A Brief History of Piaggio


Piaggio & Co came into existence 14th September 1887. The company grew up in the shipyard industry of the Liguria region where they crafted the interiors of large Italian passenger liners and prestigious German ships. By the turn of the century, more than 60 ships were sailing the seas bearing witness to the quality of the company's work and the ability of its cabinet makers. At the turn of the century Piaggio took the bold move of involving itself in the up and coming railway industry by setting up a new company and factory. Metal working was new to the company. Railway carriages of all kinds were manufactured. Around 1915 many Italian companies were looking at the new aviation industry. In 1920 Piaggio took over an ailing aeronautical firm, this re-defined Piaggio & Co as a manufacturer involved in many pursuits including trains, trams, naval shipbuilding, fitting of ships, planes, mechanical engineering, forestry cultivation and production of coal.

New headquarters were purchased at Pontedera in 1924, where some twenty years later we were to see the birth of the Vespa. Meanwhile the focus was on aircraft design and manufacture led by the energetic Enrico Piaggio who raised the workforce from 136 to 6950 in just six years. Before the outbreak of world war two considerable engineering feats were achieved with over 20 records being set using radically designed aero engines.
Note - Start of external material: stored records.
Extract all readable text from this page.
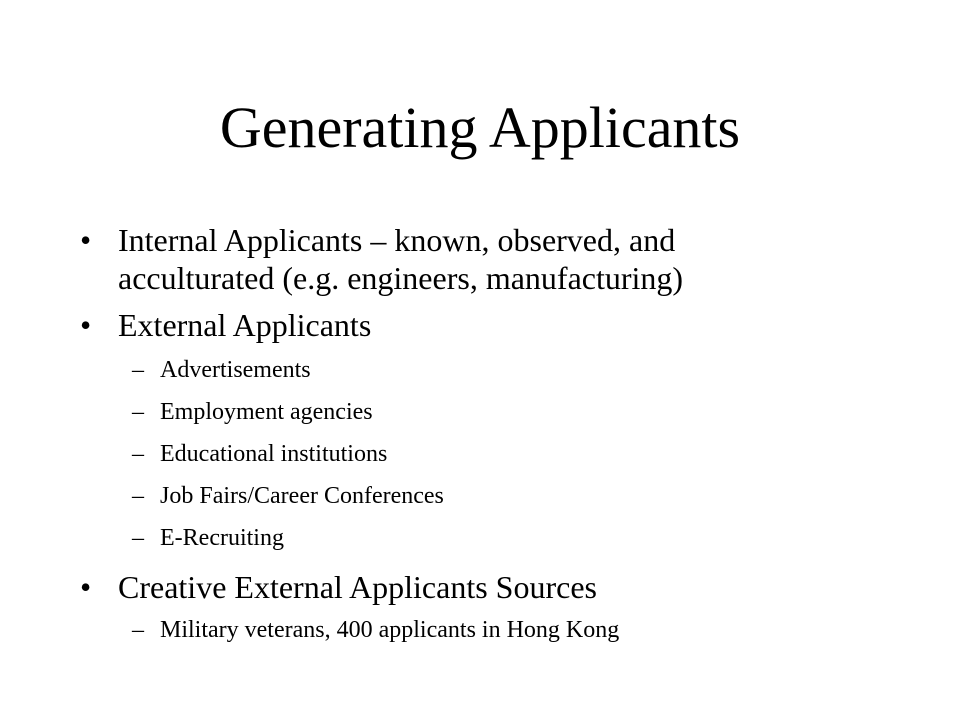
Generating Applicants
• Internal Applicants – known, observed, and acculturated (e.g. engineers, manufacturing)
• External Applicants
– Advertisements
– Employment agencies
– Educational institutions
– Job Fairs/Career Conferences
– E-Recruiting
• Creative External Applicants Sources
– Military veterans, 400 applicants in Hong Kong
By 1941 the large Pontedera factory became the headquarters of the whole group with some 7000 employees. By 1944, the factory being an obvious target, was repeatedly targetted by Allied bombing. With the whole of Italy's industrial and social infrastructure in a state of collapse, Piaggio sought to find a way out of the situation and looked for a product through which the company could be re-built.
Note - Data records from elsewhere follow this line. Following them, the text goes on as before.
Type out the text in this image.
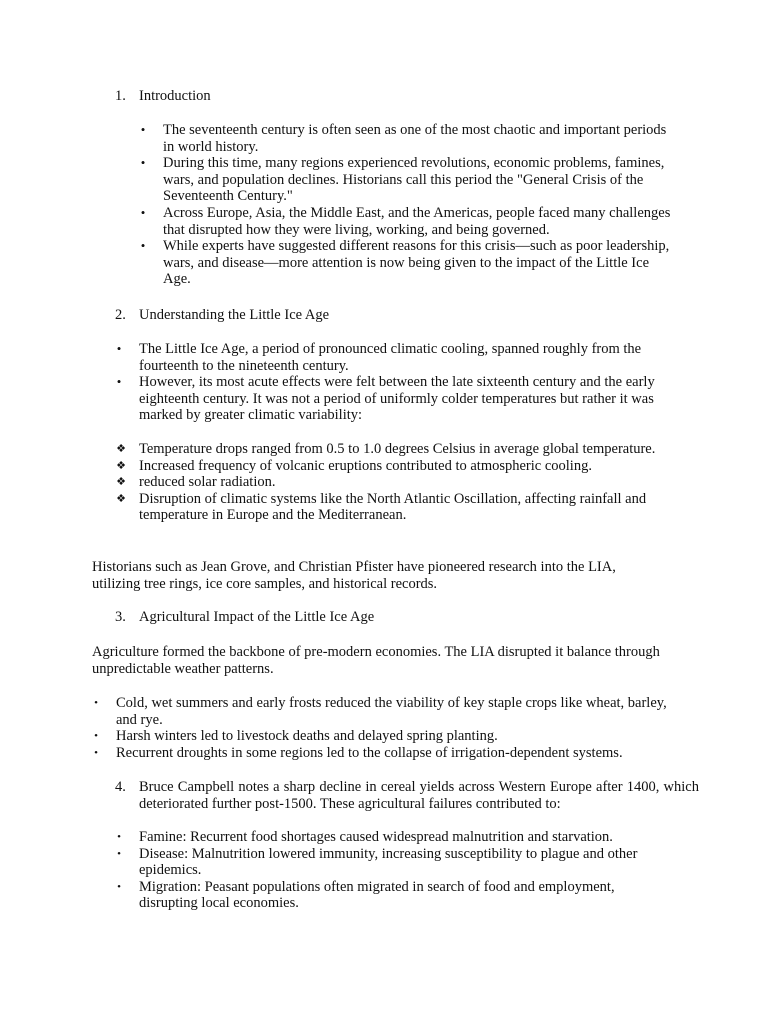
1. Introduction
• The seventeenth century is often seen as one of the most chaotic and important periods in world history.
• During this time, many regions experienced revolutions, economic problems, famines, wars, and population declines. Historians call this period the "General Crisis of the Seventeenth Century."
• Across Europe, Asia, the Middle East, and the Americas, people faced many challenges that disrupted how they were living, working, and being governed.
• While experts have suggested different reasons for this crisis—such as poor leadership, wars, and disease—more attention is now being given to the impact of the Little Ice Age.
2. Understanding the Little Ice Age
• The Little Ice Age, a period of pronounced climatic cooling, spanned roughly from the fourteenth to the nineteenth century.
• However, its most acute effects were felt between the late sixteenth century and the early eighteenth century. It was not a period of uniformly colder temperatures but rather it was marked by greater climatic variability:
❖ Temperature drops ranged from 0.5 to 1.0 degrees Celsius in average global temperature.
❖ Increased frequency of volcanic eruptions contributed to atmospheric cooling.
❖ reduced solar radiation.
❖ Disruption of climatic systems like the North Atlantic Oscillation, affecting rainfall and temperature in Europe and the Mediterranean.
Historians such as Jean Grove, and Christian Pfister have pioneered research into the LIA, utilizing tree rings, ice core samples, and historical records.
3. Agricultural Impact of the Little Ice Age
Agriculture formed the backbone of pre-modern economies. The LIA disrupted it balance through unpredictable weather patterns.
• Cold, wet summers and early frosts reduced the viability of key staple crops like wheat, barley, and rye.
• Harsh winters led to livestock deaths and delayed spring planting.
• Recurrent droughts in some regions led to the collapse of irrigation-dependent systems.
4. Bruce Campbell notes a sharp decline in cereal yields across Western Europe after 1400, which deteriorated further post-1500. These agricultural failures contributed to:
• Famine: Recurrent food shortages caused widespread malnutrition and starvation.
• Disease: Malnutrition lowered immunity, increasing susceptibility to plague and other epidemics.
• Migration: Peasant populations often migrated in search of food and employment, disrupting local economies.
The company management were billeted in the mansion of a local textile entrepreneur and motorbike enthusiast Count Trossi. Enrico Piaggio was introduced to two odd two-wheeled vehicles in the Count's collection. Possibly these were a 1938 American Cushman and a Velta, an Italian scooter produced in Turin also in 1938. From this came the idea of producing cheap transport which became the MP5 project. Looking awkward and with little style this vehicle became known as the ugly ducking. Enrico wanted to solve the problem and on December 2nd 1945 thanks to the genius of the inventive engineer Corradino D'Ascanio (also credited as the father of the helicopter) a new machine was produced, the MP6 and mass production commenced. The name Vespa was conceived by Enrico Piaggio because he said the vehicle reminded him of a wasp. (Vespa is Italian for wasp)

Production was modelled on 'Ford' type lines, the only question was would the public accept this vehicle, a new concept. Heavily marketed, the first pre-production 50 units almost didn't sell! Efforts to market through Lancia car dealerships and the introduction of payment by instalments kicked the production into a boom which subsequently saw over 130,000 units produced over the next four years. The rest as they say, is history.